Our botanist can be excused since this style was not uncommon for his time (not good writing, not scientific description, but not an uncommon style). Unfortunately, since Blunt writes so poorly himself, he does not recognize bad writing when he sees it in others. So he fills pages with indented paragraphs of Linnaeus’s miserable poetry. It gets worse when Linnaeus visits Lappland on his first field study. His diary sounds as pretentious and flowery as that of a drunk wine enthusiast on his first trip to Napa Valley. As if the prose of both Blunt and Linnaeus were not enough on their own to torture a reader, the author feeds a compulsion to decorate his book with the excruciating poetry of Emily Carrington and the abject, gilt flattery of 18th Century admirers.
Enough about the writing. What about the information? The book offers a straightforward chronology with little interpretation, which is fine. The basic information on the botanist’s life is covered. Although Blunt clearly likes his subject, he is not deceived concerning Linnaeus’s flaws. When the scientist shows his arrogance, fails to credit Georg Ehret for his contribution to the Genera Plantarum, or lies to his benefactors about the extent of his travels, Blunt does not hide from the responsibility of a thoughtful biographer to dispassionately reveal the truth.

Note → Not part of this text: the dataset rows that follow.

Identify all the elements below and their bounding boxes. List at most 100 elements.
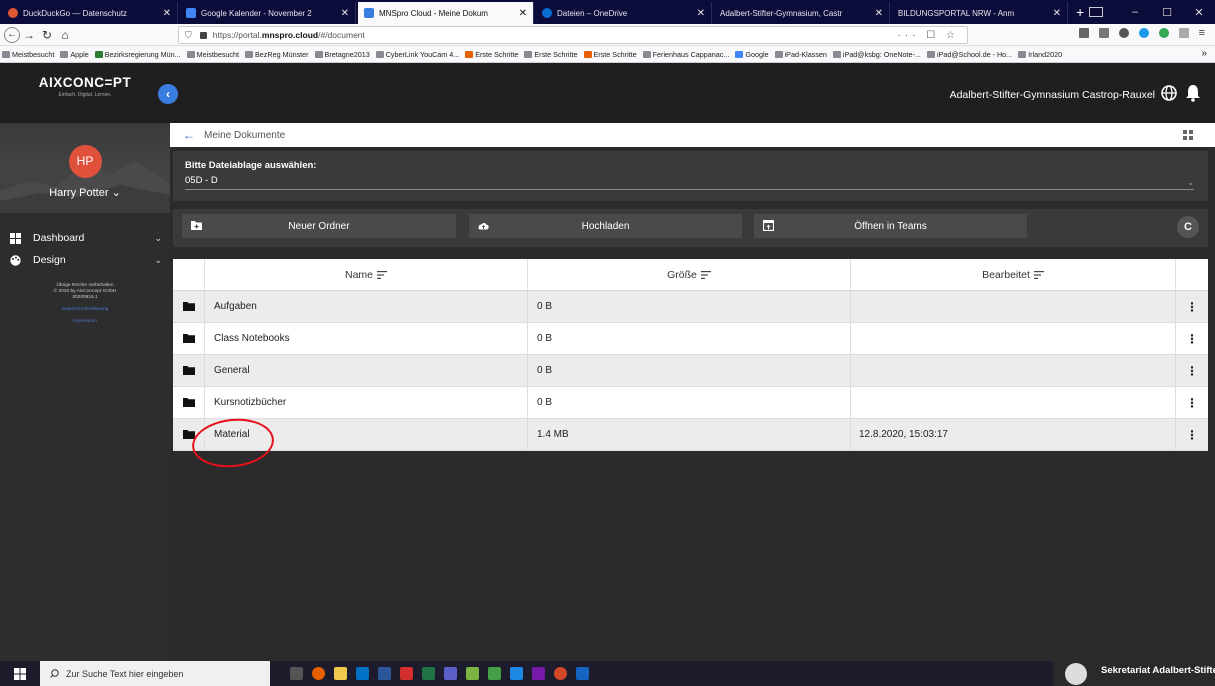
table-row[interactable]: General 0 B ⋮ — [173, 355, 1208, 387]
bookmark[interactable]: CyberLink YouCam 4... — [375, 50, 459, 59]
firefox-icon[interactable] — [312, 667, 325, 680]
reload-button[interactable]: ↻ — [38, 28, 56, 42]
row-menu-button[interactable]: ⋮ — [1176, 323, 1208, 354]
table-row[interactable]: Class Notebooks 0 B ⋮ — [173, 323, 1208, 355]
bookmark[interactable]: Ferienhaus Cappanac... — [642, 50, 729, 59]
globe-icon — [375, 50, 384, 58]
close-icon[interactable]: ✕ — [163, 8, 171, 19]
library-icon[interactable] — [1078, 28, 1089, 38]
calendar-app-icon[interactable] — [510, 667, 523, 680]
browser-tab[interactable]: Adalbert-Stifter-Gymnasium, Castr ✕ — [714, 2, 890, 24]
back-arrow-icon[interactable]: ← — [183, 128, 195, 142]
close-icon[interactable]: ✕ — [1053, 8, 1061, 19]
browser-tab[interactable]: Google Kalender - November 2 ✕ — [180, 2, 356, 24]
close-icon[interactable]: ✕ — [341, 8, 349, 19]
taskbar-search-input[interactable]: Zur Suche Text hier eingeben — [40, 661, 270, 686]
windows-start-button[interactable] — [0, 661, 40, 686]
more-bookmarks-icon[interactable]: » — [1201, 48, 1207, 59]
column-header-size[interactable]: Größe — [528, 259, 851, 290]
grid-view-icon[interactable] — [1183, 130, 1193, 140]
app-icon[interactable] — [576, 667, 589, 680]
bookmark[interactable]: Erste Schritte — [524, 50, 578, 59]
maximize-button[interactable]: ☐ — [1151, 6, 1183, 19]
url-bar[interactable]: ⛉ https://portal.mnspro.cloud/#/document… — [178, 26, 968, 44]
bookmark[interactable]: Erste Schritte — [465, 50, 518, 59]
app-icon[interactable] — [488, 667, 501, 680]
upload-button[interactable]: Hochladen — [469, 214, 742, 238]
bookmark-folder[interactable]: Bretagne2013 — [314, 50, 370, 59]
globe-icon[interactable] — [1161, 85, 1177, 101]
bookmark-folder[interactable]: iPad-Klassen — [774, 50, 827, 59]
forward-button[interactable]: → — [20, 28, 38, 42]
sidebar-item-design[interactable]: Design ⌄ — [0, 249, 170, 271]
teams-icon[interactable] — [444, 667, 457, 680]
sidebar-item-dashboard[interactable]: Dashboard ⌄ — [0, 227, 170, 249]
home-button[interactable]: ⌂ — [56, 28, 74, 42]
browser-tab-active[interactable]: MNSpro Cloud - Meine Dokum ✕ — [358, 2, 534, 24]
column-header-edited[interactable]: Bearbeitet — [851, 259, 1176, 290]
close-icon[interactable]: ✕ — [875, 8, 883, 19]
minimize-button[interactable]: – — [1119, 6, 1151, 18]
browser-tab[interactable]: DuckDuckGo — Datenschutz ✕ — [2, 2, 178, 24]
bookmark[interactable]: Erste Schritte — [583, 50, 637, 59]
bookmark[interactable]: Meistbesucht — [2, 50, 54, 59]
account-icon[interactable] — [1118, 28, 1129, 38]
extension-icon[interactable] — [1158, 28, 1169, 38]
excel-icon[interactable] — [422, 667, 435, 680]
browser-tab[interactable]: Dateien – OneDrive ✕ — [536, 2, 712, 24]
row-menu-button[interactable]: ⋮ — [1176, 291, 1208, 322]
column-header-name[interactable]: Name — [205, 259, 528, 290]
close-icon[interactable]: ✕ — [519, 8, 527, 19]
globe-icon — [926, 50, 935, 58]
imprint-link[interactable]: Impressum — [0, 319, 170, 325]
open-in-teams-button[interactable]: Öffnen in Teams — [754, 214, 1027, 238]
notification-toast[interactable]: Sekretariat Adalbert-Stifter — [1053, 655, 1215, 686]
sidebar-icon[interactable] — [1098, 28, 1109, 38]
row-menu-button[interactable]: ⋮ — [1176, 419, 1208, 450]
refresh-button[interactable]: C — [1177, 216, 1199, 238]
avatar[interactable]: HP — [68, 145, 102, 178]
acrobat-icon[interactable] — [400, 667, 413, 680]
bookmark[interactable]: Meistbesucht — [186, 50, 239, 59]
folder-name[interactable]: Aufgaben — [205, 291, 528, 322]
privacy-link[interactable]: Datenschutzerklärung — [0, 307, 170, 313]
menu-icon[interactable]: ≡ — [1199, 27, 1205, 39]
bookmark[interactable]: iPad@ksbg: OneNote-... — [832, 50, 921, 59]
folder-name[interactable]: Class Notebooks — [205, 323, 528, 354]
bookmark[interactable]: Google — [735, 50, 769, 59]
user-menu[interactable]: Harry Potter ⌄ — [49, 186, 121, 199]
storage-select[interactable]: Bitte Dateiablage auswählen: 05D - D ⌄ — [173, 151, 1208, 201]
row-menu-button[interactable]: ⋮ — [1176, 355, 1208, 386]
browser-tab[interactable]: BILDUNGSPORTAL NRW - Anm ✕ — [892, 2, 1068, 24]
table-row[interactable]: Material 1.4 MB 12.8.2020, 15:03:17 ⋮ — [173, 419, 1208, 451]
bookmark[interactable]: iPad@School.de - Ho... — [926, 50, 1012, 59]
close-icon[interactable]: ✕ — [697, 8, 705, 19]
paint-icon[interactable] — [466, 667, 479, 680]
app-header: Adalbert-Stifter-Gymnasium Castrop-Rauxe… — [170, 63, 1215, 123]
table-row[interactable]: Kursnotizbücher 0 B ⋮ — [173, 387, 1208, 419]
folder-name[interactable]: Material — [205, 419, 528, 450]
page-actions-icon[interactable]: ··· ☐ ☆ — [898, 30, 959, 41]
onenote-icon[interactable] — [532, 667, 545, 680]
folder-name[interactable]: General — [205, 355, 528, 386]
close-window-button[interactable]: ✕ — [1183, 6, 1215, 19]
outlook-icon[interactable] — [356, 667, 369, 680]
collapse-sidebar-button[interactable]: ‹ — [158, 84, 178, 104]
bell-icon[interactable] — [1185, 84, 1201, 102]
table-row[interactable]: Aufgaben 0 B ⋮ — [173, 291, 1208, 323]
word-icon[interactable] — [378, 667, 391, 680]
extension-icon[interactable] — [1138, 28, 1149, 38]
row-menu-button[interactable]: ⋮ — [1176, 387, 1208, 418]
bookmark-folder[interactable]: BezReg Münster — [245, 50, 309, 59]
bookmark-folder[interactable]: Irland2020 — [1018, 50, 1062, 59]
new-tab-button[interactable]: + — [1076, 2, 1084, 24]
bookmark[interactable]: Apple — [60, 50, 89, 59]
file-explorer-icon[interactable] — [334, 667, 347, 680]
folder-name[interactable]: Kursnotizbücher — [205, 387, 528, 418]
new-folder-button[interactable]: Neuer Ordner — [182, 214, 456, 238]
back-button[interactable]: ← — [4, 26, 20, 43]
bookmark[interactable]: Bezirksregierung Mün... — [94, 50, 181, 59]
task-view-icon[interactable] — [290, 667, 303, 680]
extension-icon[interactable] — [1178, 28, 1189, 38]
powerpoint-icon[interactable] — [554, 667, 567, 680]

Unfortunately, Blunt is not a scientist or even a strong critical thinker. His accounts of Linnaeus’s flaws are based on the observations of others, which he dutifully cites. The author was an art teacher, painter and curator of the Watts Gallery. With such credentials, there is a lot he misses. In the section of the book where Linnaeus first sees a Jew, Blunt neglects to discuss this zoologist’s subsequent classification of Jews as a separate “race.” While Race Classification represents the beginning of an ugly chapter in Western pseudoscience, it is not a surprise that Blunt would fail to note the significance. I’m not sure he was aware of Linnaeus’s role in this embarrassing history.

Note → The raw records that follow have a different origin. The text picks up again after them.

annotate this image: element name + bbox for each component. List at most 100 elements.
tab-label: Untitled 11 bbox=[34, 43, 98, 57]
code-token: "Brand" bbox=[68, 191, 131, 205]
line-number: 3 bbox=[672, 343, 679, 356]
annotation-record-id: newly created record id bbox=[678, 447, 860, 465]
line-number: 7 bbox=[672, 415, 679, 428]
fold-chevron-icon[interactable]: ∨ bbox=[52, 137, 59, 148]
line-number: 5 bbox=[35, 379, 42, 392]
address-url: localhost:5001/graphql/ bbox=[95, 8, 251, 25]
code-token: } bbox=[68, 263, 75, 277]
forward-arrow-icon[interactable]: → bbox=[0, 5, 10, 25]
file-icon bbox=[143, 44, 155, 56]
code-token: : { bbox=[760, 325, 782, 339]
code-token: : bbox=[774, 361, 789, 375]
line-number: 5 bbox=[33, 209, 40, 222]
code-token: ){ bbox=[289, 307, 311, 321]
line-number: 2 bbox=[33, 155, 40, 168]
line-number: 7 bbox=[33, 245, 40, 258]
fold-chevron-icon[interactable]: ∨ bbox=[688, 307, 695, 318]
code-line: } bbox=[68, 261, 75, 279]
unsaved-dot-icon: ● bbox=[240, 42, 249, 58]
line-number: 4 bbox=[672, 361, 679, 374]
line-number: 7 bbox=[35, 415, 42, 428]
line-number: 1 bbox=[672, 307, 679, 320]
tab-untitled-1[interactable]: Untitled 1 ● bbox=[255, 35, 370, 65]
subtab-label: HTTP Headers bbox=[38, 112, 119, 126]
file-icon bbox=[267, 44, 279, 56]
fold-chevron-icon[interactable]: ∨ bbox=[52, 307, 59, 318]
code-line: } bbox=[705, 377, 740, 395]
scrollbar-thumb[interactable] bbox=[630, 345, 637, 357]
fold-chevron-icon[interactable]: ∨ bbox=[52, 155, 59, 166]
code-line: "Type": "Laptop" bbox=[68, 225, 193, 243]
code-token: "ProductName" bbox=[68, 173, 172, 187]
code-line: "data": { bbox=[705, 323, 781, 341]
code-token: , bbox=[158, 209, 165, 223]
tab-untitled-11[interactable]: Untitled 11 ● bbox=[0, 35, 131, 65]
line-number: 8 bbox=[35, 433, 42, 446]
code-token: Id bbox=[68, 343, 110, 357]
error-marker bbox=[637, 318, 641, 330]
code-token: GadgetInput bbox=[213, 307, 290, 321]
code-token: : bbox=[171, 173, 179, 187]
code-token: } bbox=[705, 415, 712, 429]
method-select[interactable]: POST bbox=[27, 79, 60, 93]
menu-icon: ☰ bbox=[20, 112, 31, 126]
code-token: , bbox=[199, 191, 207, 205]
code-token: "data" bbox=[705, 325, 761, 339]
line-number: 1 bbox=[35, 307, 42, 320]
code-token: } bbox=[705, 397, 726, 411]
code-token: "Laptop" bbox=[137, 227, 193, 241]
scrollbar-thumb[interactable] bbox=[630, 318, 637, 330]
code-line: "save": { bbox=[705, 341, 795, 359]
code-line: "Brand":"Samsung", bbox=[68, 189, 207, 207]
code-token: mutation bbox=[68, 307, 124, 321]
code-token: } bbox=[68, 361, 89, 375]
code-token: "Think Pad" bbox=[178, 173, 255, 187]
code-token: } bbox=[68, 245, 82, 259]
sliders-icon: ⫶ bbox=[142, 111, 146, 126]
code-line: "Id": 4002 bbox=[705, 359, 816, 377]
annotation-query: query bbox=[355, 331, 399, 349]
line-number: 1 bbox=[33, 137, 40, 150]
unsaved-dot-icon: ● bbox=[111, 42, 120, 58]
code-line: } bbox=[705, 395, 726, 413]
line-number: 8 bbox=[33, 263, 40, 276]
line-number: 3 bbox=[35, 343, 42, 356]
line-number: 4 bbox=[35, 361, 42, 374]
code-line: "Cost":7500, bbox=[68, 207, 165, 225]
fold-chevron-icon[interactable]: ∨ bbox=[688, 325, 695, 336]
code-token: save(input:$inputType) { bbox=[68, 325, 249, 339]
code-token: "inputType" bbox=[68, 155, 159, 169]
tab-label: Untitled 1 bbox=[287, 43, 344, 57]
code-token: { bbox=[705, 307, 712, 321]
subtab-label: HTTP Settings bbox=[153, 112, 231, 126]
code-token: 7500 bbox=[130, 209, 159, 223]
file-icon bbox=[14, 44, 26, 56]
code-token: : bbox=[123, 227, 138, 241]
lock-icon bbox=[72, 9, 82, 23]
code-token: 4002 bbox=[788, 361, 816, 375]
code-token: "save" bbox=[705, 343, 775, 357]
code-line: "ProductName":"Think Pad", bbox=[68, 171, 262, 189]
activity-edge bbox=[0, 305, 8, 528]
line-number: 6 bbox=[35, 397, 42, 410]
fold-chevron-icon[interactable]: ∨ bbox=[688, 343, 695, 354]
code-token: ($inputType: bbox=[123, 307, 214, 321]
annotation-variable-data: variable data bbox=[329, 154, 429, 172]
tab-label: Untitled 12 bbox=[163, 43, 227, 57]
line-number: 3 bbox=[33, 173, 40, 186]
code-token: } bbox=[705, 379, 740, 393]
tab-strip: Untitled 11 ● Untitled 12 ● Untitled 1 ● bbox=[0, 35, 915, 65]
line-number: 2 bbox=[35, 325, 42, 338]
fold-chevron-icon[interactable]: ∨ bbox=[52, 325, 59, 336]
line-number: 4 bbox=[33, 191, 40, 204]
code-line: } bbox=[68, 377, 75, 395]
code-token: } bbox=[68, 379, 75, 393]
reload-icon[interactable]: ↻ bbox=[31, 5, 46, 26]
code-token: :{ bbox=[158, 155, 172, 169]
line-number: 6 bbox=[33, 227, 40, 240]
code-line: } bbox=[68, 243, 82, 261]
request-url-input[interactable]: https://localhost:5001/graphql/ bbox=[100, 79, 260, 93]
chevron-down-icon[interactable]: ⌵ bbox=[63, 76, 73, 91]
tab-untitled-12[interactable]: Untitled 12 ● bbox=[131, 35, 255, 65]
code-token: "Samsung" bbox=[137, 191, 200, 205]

Since this biographer lacks a science background, he does not attempt to elucidate the specifics of binomial nomenclature. Neither does Blunt follow the evolution of Linnaeus’ method which led to this classification system or other observations. The most he does in the realm of science is to include, in his appendix, a discussion of Linnaeus’ system written by a colleague.
The Compleat Naturalist is more a romantic meditation on nature and the life of a man who immersed himself in its study, than it is a scientific book. I cannot help but think that a biography of Linnaeus, written by a science writer, would communicate an understanding of which this painter is incapable. So we have the topic of a scientist, written by a non-scientist. A creation based on writing, produced by a painter. For all I know, Blunt may be a fine artist with a brush, but he’s a finger-painter with words.
Blunt, Wilfrid. The Compleat Naturalist. A Life of Linnaeus. New York: The Viking Press, 1971.